Spin nematic phase in (quasi-)one-dimensional frustrated magnet in strong magnetic field

TL;DR

This paper investigates the spin nematic phase in one-dimensional frustrated magnets under strong magnetic fields, proposing a bosonic model that captures quantum phase transitions and provides analytical expressions for various physical quantities.

Contribution

The authors introduce a bosonic representation including spin-2 excitations to analyze quantum phase transitions in frustrated 1D magnets, extending previous models and matching numerical data.

Findings

Identification of the boundary between polarized and nematic phases as a function of temperature.

Analytical expressions for static spin correlators and spectra in the nematic phase.

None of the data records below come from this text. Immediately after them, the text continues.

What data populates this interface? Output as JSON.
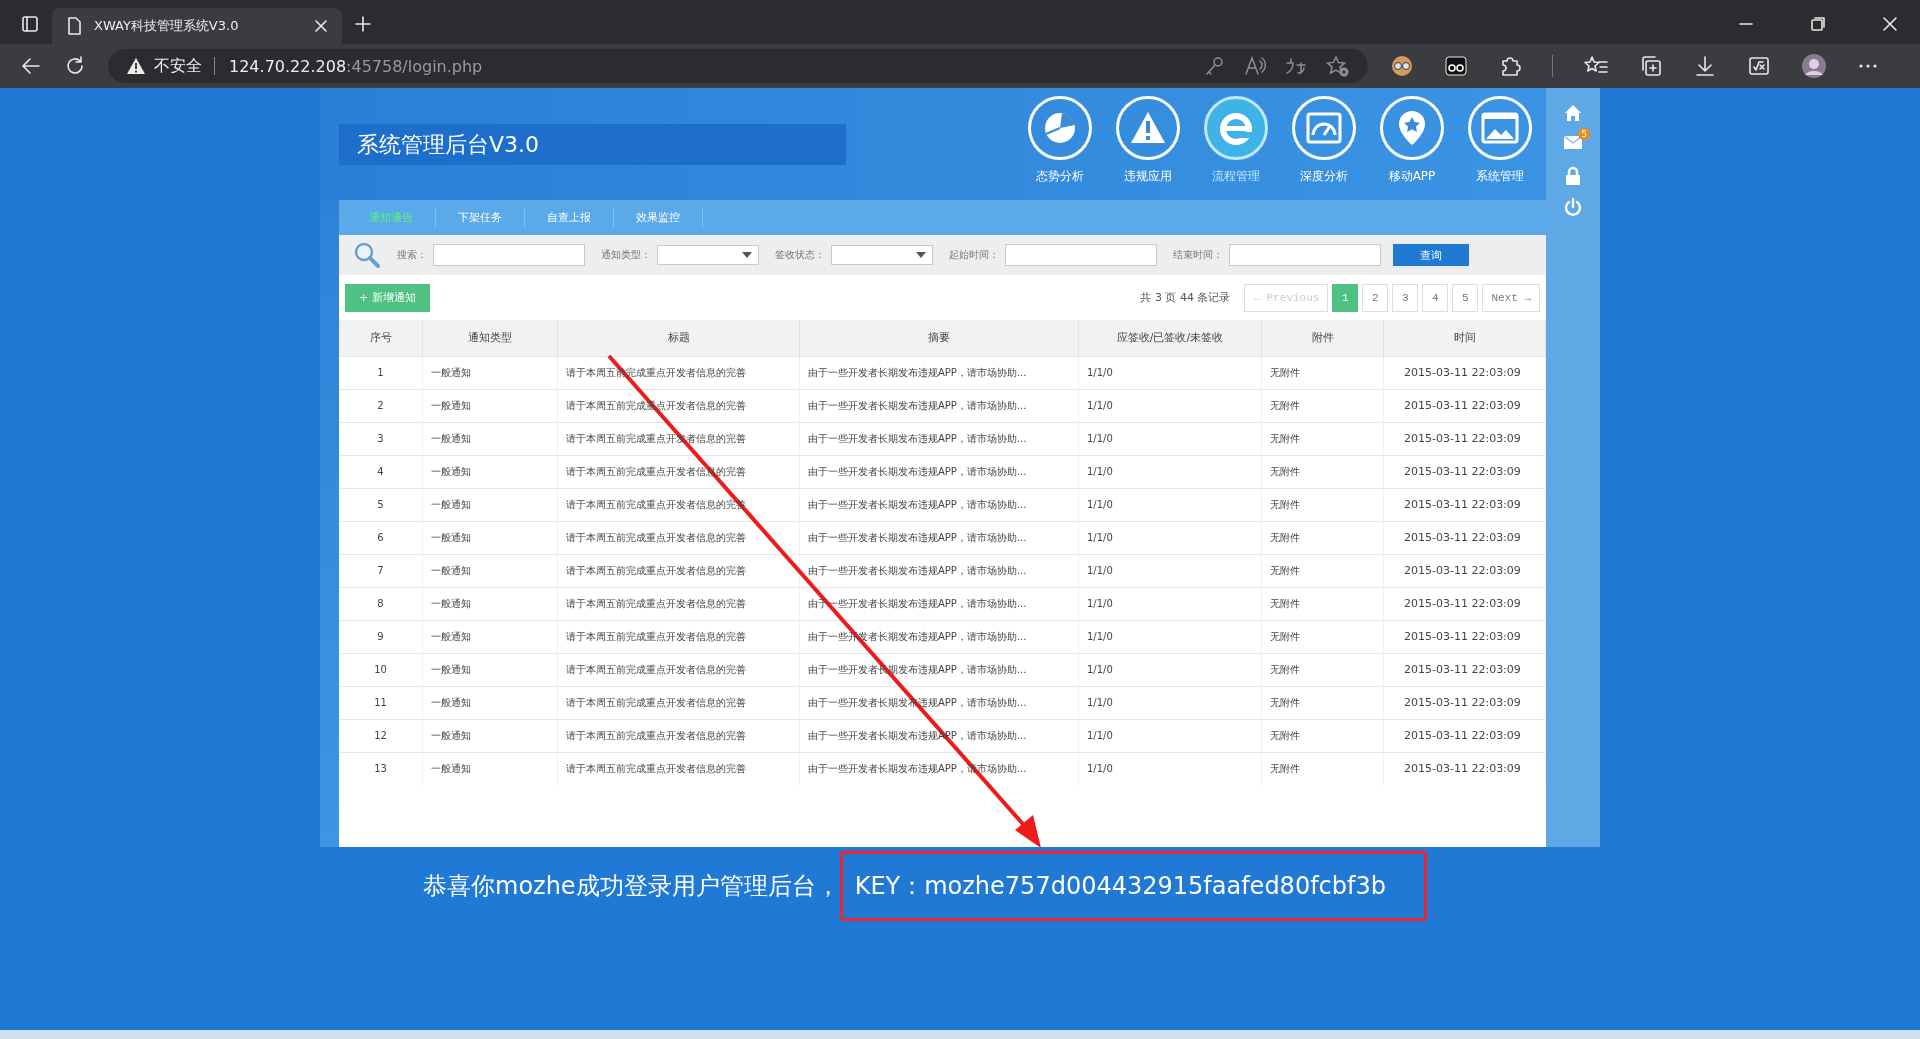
{
  "browser": {
    "tab_title": "XWAY科技管理系统V3.0",
    "security_label": "不安全",
    "url_host": "124.70.22.208",
    "url_rest": ":45758/login.php"
  },
  "admin": {
    "title": "系统管理后台V3.0",
    "modules": [
      {
        "label": "态势分析",
        "kind": "pie",
        "selected": false
      },
      {
        "label": "违规应用",
        "kind": "warning",
        "selected": false
      },
      {
        "label": "流程管理",
        "kind": "browser",
        "selected": true
      },
      {
        "label": "深度分析",
        "kind": "gauge",
        "selected": false
      },
      {
        "label": "移动APP",
        "kind": "star",
        "selected": false
      },
      {
        "label": "系统管理",
        "kind": "window",
        "selected": false
      }
    ],
    "mail_badge": "5",
    "subtabs": [
      {
        "label": "通知通告",
        "selected": true
      },
      {
        "label": "下架任务",
        "selected": false
      },
      {
        "label": "自查上报",
        "selected": false
      },
      {
        "label": "效果监控",
        "selected": false
      }
    ],
    "filters": [
      {
        "kind": "text",
        "label": "搜索："
      },
      {
        "kind": "select",
        "label": "通知类型："
      },
      {
        "kind": "select",
        "label": "签收状态："
      },
      {
        "kind": "text",
        "label": "起始时间："
      },
      {
        "kind": "text",
        "label": "结束时间："
      }
    ],
    "query_button": "查询",
    "add_button": "+ 新增通知",
    "summary": "共 3 页 44 条记录",
    "pages": [
      {
        "label": "← Previous",
        "kind": "prev",
        "selected": false,
        "disabled": true
      },
      {
        "label": "1",
        "kind": "page",
        "selected": true,
        "disabled": false
      },
      {
        "label": "2",
        "kind": "page",
        "selected": false,
        "disabled": false
      },
      {
        "label": "3",
        "kind": "page",
        "selected": false,
        "disabled": false
      },
      {
        "label": "4",
        "kind": "page",
        "selected": false,
        "disabled": false
      },
      {
        "label": "5",
        "kind": "page",
        "selected": false,
        "disabled": false
      },
      {
        "label": "Next →",
        "kind": "next",
        "selected": false,
        "disabled": false
      }
    ],
    "table": {
      "columns": [
        "序号",
        "通知类型",
        "标题",
        "摘要",
        "应签收/已签收/未签收",
        "附件",
        "时间"
      ],
      "rows": [
        [
          "1",
          "一般通知",
          "请于本周五前完成重点开发者信息的完善",
          "由于一些开发者长期发布违规APP，请市场协助...",
          "1/1/0",
          "无附件",
          "2015-03-11 22:03:09"
        ],
        [
          "2",
          "一般通知",
          "请于本周五前完成重点开发者信息的完善",
          "由于一些开发者长期发布违规APP，请市场协助...",
          "1/1/0",
          "无附件",
          "2015-03-11 22:03:09"
        ],
        [
          "3",
          "一般通知",
          "请于本周五前完成重点开发者信息的完善",
          "由于一些开发者长期发布违规APP，请市场协助...",
          "1/1/0",
          "无附件",
          "2015-03-11 22:03:09"
        ],
        [
          "4",
          "一般通知",
          "请于本周五前完成重点开发者信息的完善",
          "由于一些开发者长期发布违规APP，请市场协助...",
          "1/1/0",
          "无附件",
          "2015-03-11 22:03:09"
        ],
        [
          "5",
          "一般通知",
          "请于本周五前完成重点开发者信息的完善",
          "由于一些开发者长期发布违规APP，请市场协助...",
          "1/1/0",
          "无附件",
          "2015-03-11 22:03:09"
        ],
        [
          "6",
          "一般通知",
          "请于本周五前完成重点开发者信息的完善",
          "由于一些开发者长期发布违规APP，请市场协助...",
          "1/1/0",
          "无附件",
          "2015-03-11 22:03:09"
        ],
        [
          "7",
          "一般通知",
          "请于本周五前完成重点开发者信息的完善",
          "由于一些开发者长期发布违规APP，请市场协助...",
          "1/1/0",
          "无附件",
          "2015-03-11 22:03:09"
        ],
        [
          "8",
          "一般通知",
          "请于本周五前完成重点开发者信息的完善",
          "由于一些开发者长期发布违规APP，请市场协助...",
          "1/1/0",
          "无附件",
          "2015-03-11 22:03:09"
        ],
        [
          "9",
          "一般通知",
          "请于本周五前完成重点开发者信息的完善",
          "由于一些开发者长期发布违规APP，请市场协助...",
          "1/1/0",
          "无附件",
          "2015-03-11 22:03:09"
        ],
        [
          "10",
          "一般通知",
          "请于本周五前完成重点开发者信息的完善",
          "由于一些开发者长期发布违规APP，请市场协助...",
          "1/1/0",
          "无附件",
          "2015-03-11 22:03:09"
        ],
        [
          "11",
          "一般通知",
          "请于本周五前完成重点开发者信息的完善",
          "由于一些开发者长期发布违规APP，请市场协助...",
          "1/1/0",
          "无附件",
          "2015-03-11 22:03:09"
        ],
        [
          "12",
          "一般通知",
          "请于本周五前完成重点开发者信息的完善",
          "由于一些开发者长期发布违规APP，请市场协助...",
          "1/1/0",
          "无附件",
          "2015-03-11 22:03:09"
        ],
        [
          "13",
          "一般通知",
          "请于本周五前完成重点开发者信息的完善",
          "由于一些开发者长期发布违规APP，请市场协助...",
          "1/1/0",
          "无附件",
          "2015-03-11 22:03:09"
        ]
      ]
    }
  },
  "message": {
    "text": "恭喜你mozhe成功登录用户管理后台，",
    "key": "KEY：mozhe757d004432915faafed80fcbf3b"
  }
}
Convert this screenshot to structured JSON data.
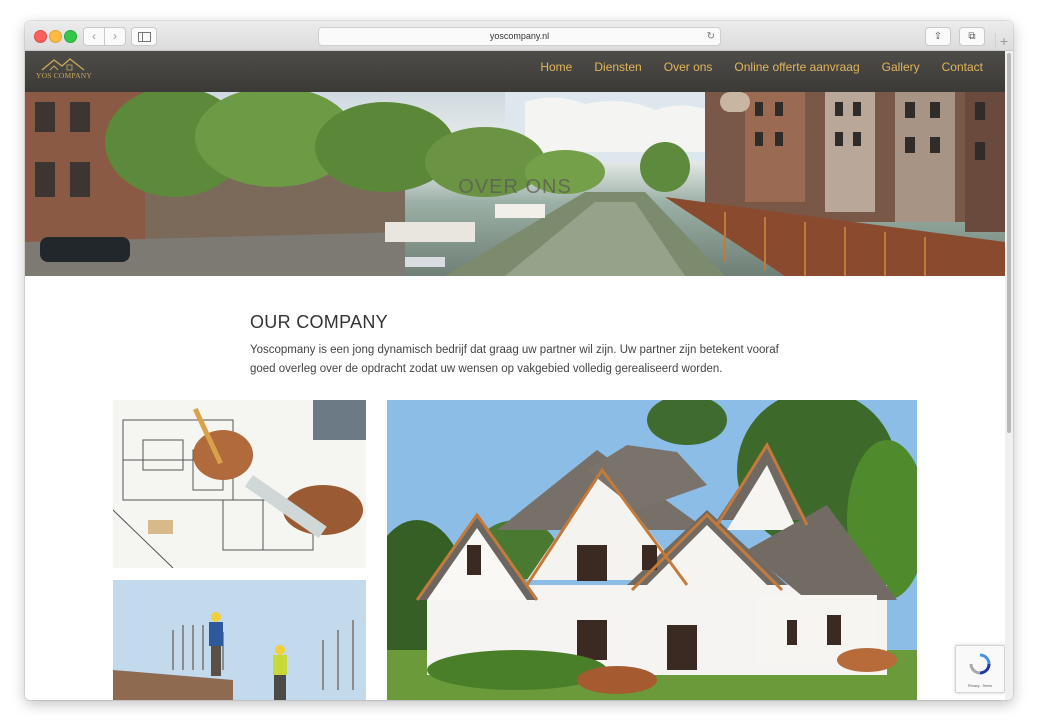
{
  "browser": {
    "url": "yoscompany.nl",
    "back_glyph": "‹",
    "forward_glyph": "›",
    "reload_glyph": "↻",
    "share_glyph": "⇪",
    "tabs_glyph": "⧉",
    "new_tab_glyph": "+"
  },
  "site": {
    "logo_text": "YOS COMPANY",
    "nav": [
      "Home",
      "Diensten",
      "Over ons",
      "Online offerte aanvraag",
      "Gallery",
      "Contact"
    ],
    "hero_title": "OVER ONS",
    "section_title": "OUR COMPANY",
    "section_text": "Yoscopmany is een jong dynamisch bedrijf dat graag uw partner wil zijn. Uw partner zijn betekent vooraf goed overleg over de opdracht zodat uw wensen op vakgebied volledig gerealiseerd worden.",
    "recaptcha_text": "Privacy - Terms",
    "colors": {
      "nav_bg": "#45433f",
      "nav_link": "#e2b45a",
      "logo": "#c8a65c"
    }
  }
}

Prediction that the soft mode can be experimentally observed in the longitudinal channel.

Abstract

We discuss spin-1/2 one-dimensional (1D) and quasi-1D magnets with competing ferromagnetic nearest-neighbor $J_1$ and antiferromagnetic next-nearest-neighbor $J$ exchange interactions in strong magnetic field $H$. It is well known that due to attraction between magnons quantum phase transitions (QPTs) take place at $H=H_s$ from the fully polarized phase to nematic ones if $J>|J_1|/4$. Such a transition at $J>0.368|J_1|$ is characterized by softening of the two-magnon bound-state spectrum. Using a bond operator formalism we propose a bosonic representation of the spin Hamiltonian containing, aside from bosons describing one-magnon spin-1 excitations, a boson describing spin-2 excitations which spectrum coincides at $H\ge H_s$ with the two-magnon bound-state spectrum obtained before. The presence of the bosonic mode in the theory that softens at $H=H_s$ makes substantially standard the QPT consideration. In 1D case at $H<H_s$, we find an expression for the magnetization which describes well existing numerical data. Expressions for spin correlators are obtained which coincide with those derived before either in the limiting case of $J\gg|J_1|$ or using a phenomenological theory. In quasi-1D magnets, we find that the boundary in the $H$--$T$ plane between the fully polarized and the nematic phases is given by $H_s(0)-H_s(T)\propto T^{3/2}$. Simple expressions are obtained in the nematic phase for static spin correlators, spectra of magnons and the soft mode, magnetization and the nematic order parameter. All static two-spin correlation functions are short ranged with the correlation length proportional to $1/\ln(1+|J_1|/J)$. Dynamical spin susceptibilities are discussed and it is shown that the soft mode can be observed experimentally in the longitudinal channel.